Revolutionizing Cancer Immunotherapy
How it Works
How it Works
- Photoactivateable liposomes are loaded with a therapeutic payload and infused intravenously. After infusion, a physician or trained operator illuminates the tumor region. When the liposomes are illuminated at the appropriate wavelength, the liposomal shell destabilizes, releasing the therapeutic cargo. Our patented liposomal formulation includes an IR-sensitizing agent which is also directly cytotoxic to tumor cells when released after illumination. This allows us to deliver a one-two punch to tumors and the tumor microenvironment, releasing our therapeutic payload and an anti-tumor agent directly into the illuminated region. Our payload is a next generation immunotherapy, designed to help the body build and sustain a response to the tumor that allows for effective tumor clearance and enables the body to "remember" the cancer to destroy it at other sites and in the setting of recurrence.
- Infrared wavelengths allow deeper tissue penetration than existing drug delivery platforms, expanding the spectrum of treatable malignancies.

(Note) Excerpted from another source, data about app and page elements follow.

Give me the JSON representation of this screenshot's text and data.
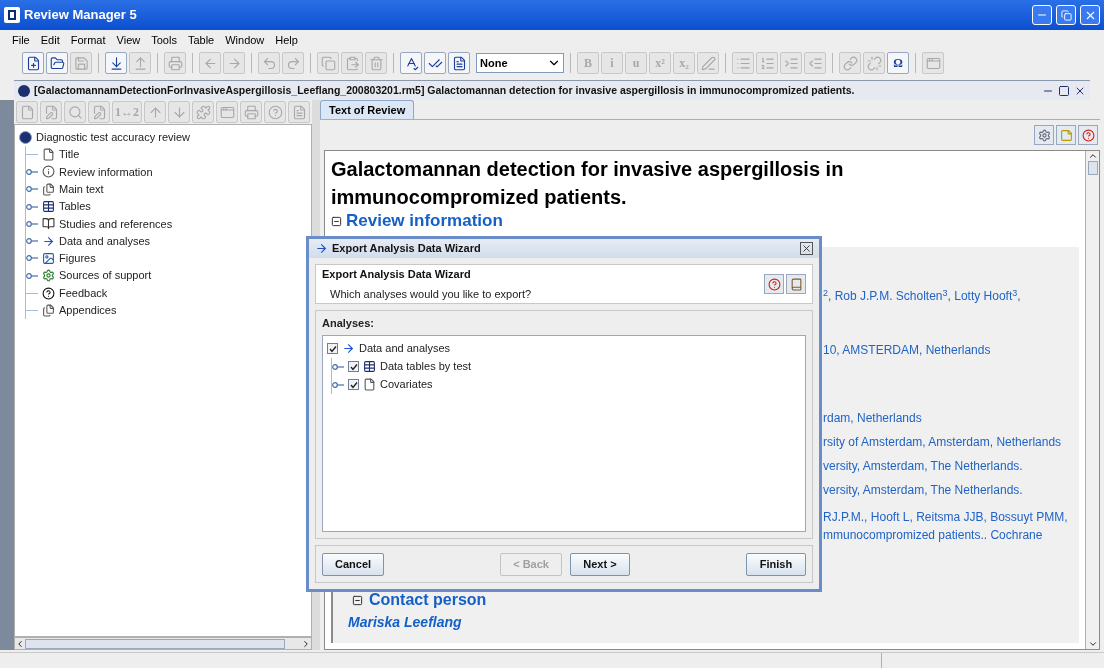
{
  "window": {
    "title": "Review Manager 5"
  },
  "menu": [
    "File",
    "Edit",
    "Format",
    "View",
    "Tools",
    "Table",
    "Window",
    "Help"
  ],
  "toolbar": [
    {
      "kind": "new",
      "disabled": false
    },
    {
      "kind": "open",
      "disabled": false
    },
    {
      "kind": "save",
      "disabled": true
    },
    {
      "kind": "separator"
    },
    {
      "kind": "import",
      "disabled": false
    },
    {
      "kind": "export",
      "disabled": true
    },
    {
      "kind": "separator"
    },
    {
      "kind": "print",
      "disabled": true
    },
    {
      "kind": "separator"
    },
    {
      "kind": "back",
      "disabled": true
    },
    {
      "kind": "forward",
      "disabled": true
    },
    {
      "kind": "separator"
    },
    {
      "kind": "undo",
      "disabled": true
    },
    {
      "kind": "redo",
      "disabled": true
    },
    {
      "kind": "separator"
    },
    {
      "kind": "copy",
      "disabled": true
    },
    {
      "kind": "paste",
      "disabled": true
    },
    {
      "kind": "delete",
      "disabled": true
    },
    {
      "kind": "separator"
    },
    {
      "kind": "spell",
      "disabled": false
    },
    {
      "kind": "spell-check",
      "disabled": false
    },
    {
      "kind": "notes",
      "disabled": false
    },
    {
      "kind": "style",
      "value": "None"
    },
    {
      "kind": "separator"
    },
    {
      "kind": "text",
      "label": "B",
      "disabled": true
    },
    {
      "kind": "text",
      "label": "i",
      "disabled": true
    },
    {
      "kind": "text",
      "label": "u",
      "disabled": true
    },
    {
      "kind": "text",
      "label": "x²",
      "disabled": true
    },
    {
      "kind": "text",
      "label": "x₂",
      "disabled": true
    },
    {
      "kind": "pen",
      "disabled": true
    },
    {
      "kind": "separator"
    },
    {
      "kind": "bullets",
      "disabled": true
    },
    {
      "kind": "numbers",
      "disabled": true
    },
    {
      "kind": "indent",
      "disabled": true
    },
    {
      "kind": "outdent",
      "disabled": true
    },
    {
      "kind": "separator"
    },
    {
      "kind": "link",
      "disabled": true
    },
    {
      "kind": "unlink",
      "disabled": true
    },
    {
      "kind": "text",
      "label": "Ω",
      "disabled": false
    },
    {
      "kind": "separator"
    },
    {
      "kind": "window",
      "disabled": true
    }
  ],
  "document": {
    "title": "[GalactomannamDetectionForInvasiveAspergillosis_Leeflang_200803201.rm5] Galactomannan detection for invasive aspergillosis in immunocompromized patients.",
    "toolbar": [
      {
        "kind": "page",
        "disabled": true
      },
      {
        "kind": "edit",
        "disabled": true
      },
      {
        "kind": "search",
        "disabled": true
      },
      {
        "kind": "edit-note",
        "disabled": true
      },
      {
        "kind": "text",
        "label": "1↔2",
        "disabled": true
      },
      {
        "kind": "up",
        "disabled": true
      },
      {
        "kind": "down",
        "disabled": true
      },
      {
        "kind": "puzzle",
        "disabled": true
      },
      {
        "kind": "window",
        "disabled": true
      },
      {
        "kind": "print",
        "disabled": true
      },
      {
        "kind": "help",
        "disabled": true
      },
      {
        "kind": "notes-doc",
        "disabled": true
      }
    ],
    "tree": {
      "label": "Diagnostic test accuracy review",
      "kind": "review",
      "children": [
        {
          "label": "Title",
          "kind": "page",
          "expandable": false
        },
        {
          "label": "Review information",
          "kind": "info",
          "expandable": true
        },
        {
          "label": "Main text",
          "kind": "pages",
          "expandable": true
        },
        {
          "label": "Tables",
          "kind": "table",
          "expandable": true
        },
        {
          "label": "Studies and references",
          "kind": "book",
          "expandable": true
        },
        {
          "label": "Data and analyses",
          "kind": "flow",
          "expandable": true
        },
        {
          "label": "Figures",
          "kind": "picture",
          "expandable": true
        },
        {
          "label": "Sources of support",
          "kind": "support",
          "expandable": true
        },
        {
          "label": "Feedback",
          "kind": "feedback",
          "expandable": false
        },
        {
          "label": "Appendices",
          "kind": "pages",
          "expandable": false
        }
      ]
    },
    "tabs": [
      {
        "label": "Text of Review",
        "selected": true
      }
    ],
    "content": {
      "heading": "Galactomannan detection for invasive aspergillosis in immunocompromized patients.",
      "section": "Review information",
      "fragments": [
        "$^{2}$, Rob J.P.M. Scholten$^{3}$, Lotty Hooft$^{3}$,",
        "10, AMSTERDAM, Netherlands",
        "rdam, Netherlands",
        "rsity of Amsterdam, Amsterdam, Netherlands",
        "versity, Amsterdam, The Netherlands.",
        "versity, Amsterdam, The Netherlands.",
        "RJ.P.M., Hooft L, Reitsma JJB, Bossuyt PMM,",
        "mmunocompromized patients.. Cochrane"
      ],
      "contact_heading": "Contact person",
      "contact_name": "Mariska Leeflang"
    }
  },
  "dialog": {
    "title": "Export Analysis Data Wizard",
    "heading": "Export Analysis Data Wizard",
    "subtitle": "Which analyses would you like to export?",
    "list_label": "Analyses:",
    "tree": {
      "label": "Data and analyses",
      "kind": "flow",
      "checked": true,
      "children": [
        {
          "label": "Data tables by test",
          "kind": "table",
          "checked": true,
          "expandable": true
        },
        {
          "label": "Covariates",
          "kind": "page",
          "checked": true,
          "expandable": true
        }
      ]
    },
    "buttons": [
      {
        "label": "Cancel",
        "disabled": false
      },
      {
        "label": "< Back",
        "disabled": true
      },
      {
        "label": "Next >",
        "disabled": false
      },
      {
        "label": "Finish",
        "disabled": false
      }
    ]
  }
}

- No need for antibodies or targeting ligands- broader applicability than existing platforms
- Ability to dynamically turn on and off drug delivery in real time
- Adaptable platform capable of delivering a broad spectrum of agents
- Precision control of drug release, minimizing off-target toxicity
While progress has been made with immune checkpoint inhibitors, which release the "brakes" of the immune system, similar progress to stimulate the immune system directly has been lacking. We deliver a therapy (NR-01) that activates the immune system in a precise manner. Nano RED has developed preclinical proof-of-concept demonstrating that this platform works in animal models.

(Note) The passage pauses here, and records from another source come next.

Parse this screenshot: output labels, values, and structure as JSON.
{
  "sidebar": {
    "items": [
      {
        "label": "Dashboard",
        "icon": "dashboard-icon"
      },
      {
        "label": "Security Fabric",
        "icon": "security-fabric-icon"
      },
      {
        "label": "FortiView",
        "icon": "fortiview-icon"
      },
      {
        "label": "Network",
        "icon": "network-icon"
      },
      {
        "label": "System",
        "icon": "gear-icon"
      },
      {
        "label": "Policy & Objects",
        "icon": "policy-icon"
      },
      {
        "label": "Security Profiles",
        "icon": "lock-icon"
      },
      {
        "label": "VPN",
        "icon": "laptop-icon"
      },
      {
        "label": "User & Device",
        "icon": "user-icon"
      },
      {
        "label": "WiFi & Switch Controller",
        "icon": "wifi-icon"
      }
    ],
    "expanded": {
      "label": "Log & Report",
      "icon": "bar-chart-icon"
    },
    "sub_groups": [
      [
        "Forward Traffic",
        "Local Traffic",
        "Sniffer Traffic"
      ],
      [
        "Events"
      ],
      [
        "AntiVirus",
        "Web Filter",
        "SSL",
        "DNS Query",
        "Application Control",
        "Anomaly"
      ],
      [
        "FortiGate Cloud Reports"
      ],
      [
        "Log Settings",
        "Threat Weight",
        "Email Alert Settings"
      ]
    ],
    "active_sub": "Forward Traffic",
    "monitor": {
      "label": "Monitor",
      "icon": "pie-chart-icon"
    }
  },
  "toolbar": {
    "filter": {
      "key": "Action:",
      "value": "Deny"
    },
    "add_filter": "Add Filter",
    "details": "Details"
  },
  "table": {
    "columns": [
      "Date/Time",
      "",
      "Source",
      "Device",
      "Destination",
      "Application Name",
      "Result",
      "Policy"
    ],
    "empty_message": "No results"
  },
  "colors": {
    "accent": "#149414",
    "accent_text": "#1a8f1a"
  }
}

Nano RED's mission is to change the way that cancer is treated. To do this, we will pursue a rapid clinical trial strategy. Our initial target indications include triple negative breast cancer (TNBC), and soft tissue sarcomas, where our focus will initially be on orphan indications such as rhabdomyosarcoma, allowing for faster and more efficient clinical trials. Soft tissue sarcomas are highly vascular, and situated ideally for treatment with IR-activated therapies. In addition, the dramatic clinical need, coupled with Orphan Disease status enhances our ability to partner with other pharmaceutical entities to facilitate rapid development of NR-01. Preclinical work has also validated this platform in mouse models of breast cancer.